@Leo_Kovacic1 thanks for your fast response. I tried to calculate your formula above via decomposing all the quantities into basis elements (yeah I know this is bad practice, but I am still learning 
). I started from the formula (GA4Ph):
I(B) = \int d^3 x\,\rho {\bf x} \wedge ({\bf x} \cdot B)
where I decomposed {\bf x} = x_i {\bf e}_i, B = \frac{1}{2} B_k \epsilon_{k\ell m} e_{\ell m} (this is maybe where your cross product comes from) and I used the summation convention. This leads at the end to the formula
I(B) = \int d^3 x\, \rho x_i x_j B_k \epsilon_{kjm} e_{im}
Here comes my point. If we integrate over a cuboid (i.e. \int d^3 x = \int_{-a/2}^{a/2} dx \int_{-b/2}^{b/2} dy \int_{-c/2}^{c/2} dz) then for constant \rho the integral
\int d^3 x\,\rho x_i x_j = D_{ij}
gives the diagonal matrix D_{ij} but cannot be factorized into a product of vectors. So I cannot rearrange the whole stuff in terms of B without the decomposition. Or did I miss something?
On the other hand, I could reproduce a formula, like your’s above, when I assume that \rho = m \sum_a \delta({\bf x} - {\bf x}_a). Then the integral above gives
I(B) = m \sum_a {\bf x}_a \wedge ({\bf x}_a \cdot B)
Btw. changing the order of \cdot and \wedge in the product leads to another summand in the formula. This is a nice formula:
{\bf a}{\bf a}B = a^2 B
= \underbrace{({\bf a}\cdot({\bf a}\cdot B))}_{=0} + ({\bf a}\cdot({\bf a}\wedge B)) + ({\bf a}\wedge ({\bf a}\cdot B)) + \underbrace{({\bf a}\wedge({\bf a}\wedge B))}_{=0} = ({\bf a}\cdot({\bf a}\wedge B)) + ({\bf a}\wedge ({\bf a}\cdot B))

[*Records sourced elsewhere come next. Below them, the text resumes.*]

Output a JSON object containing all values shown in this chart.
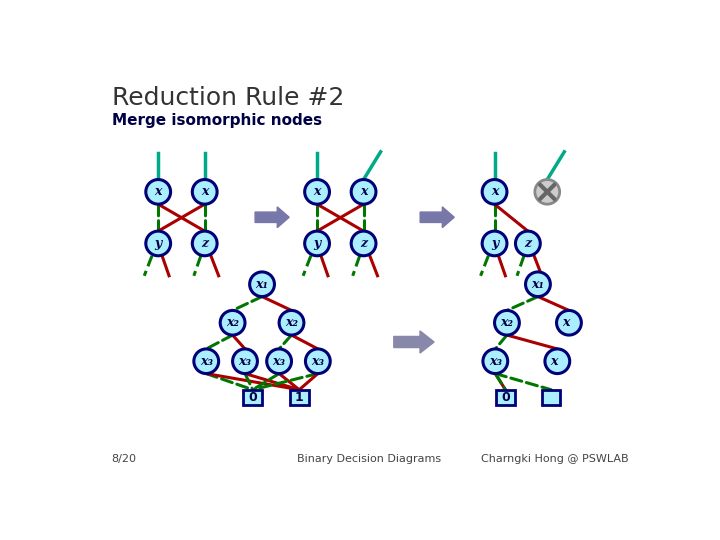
{
  "title": "Reduction Rule #2",
  "subtitle": "Merge isomorphic nodes",
  "footer_left": "8/20",
  "footer_center": "Binary Decision Diagrams",
  "footer_right": "Charngki Hong @ PSWLAB",
  "node_fill_light": "#aaeeff",
  "node_stroke_dark": "#000077",
  "line_green": "#007700",
  "line_red": "#aa0000",
  "line_teal": "#00aa88",
  "arrow_color": "#7777aa"
}
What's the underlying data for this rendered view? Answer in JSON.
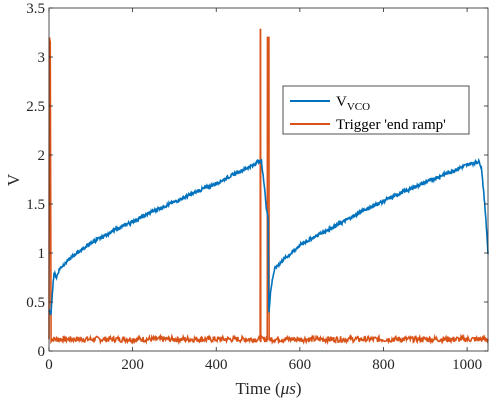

Back on topic: at the end, for a continous cube one gets something proportional to D_{ij} \sim \delta_{ij} such that
I(B) = c B. For which reading of the eigenvalues is trivial and they are degenerated such that B is arbitrary. For the more general situation
m \sum_i {\bf x}_a \wedge ({\bf x}_a \cdot B) = \lambda B
I have no solution. But maybe we could adapt the approach for linear equations M {\bf x} = {\bf b} by rewriting the columns of M into vectors {\bf v}_i such that the system of equations can be written as
\sum_i x_i {\bf v}_i = {\bf b}
Now one can use multiple wedge products to isolate the x_i and therefore solve the system directly (given the product \bigwedge_i {\bf v}_i \ne 0). For the eigenvalue problem the only solution I found was to write
\sum_i x_i ({\bf v}_i - \lambda {\bf e}_i) = 0
where the solution goes along the lines above and leads to the values of \lambda (here we want \bigwedge_i ({\bf v}_i - \lambda {\bf e}_i) = 0) and via the x_i to the eigenvectors. I don’t know whether we could use this for mappings between bivectors. But decomposing them into basis elements let us only arrive at the usual matrix formalism.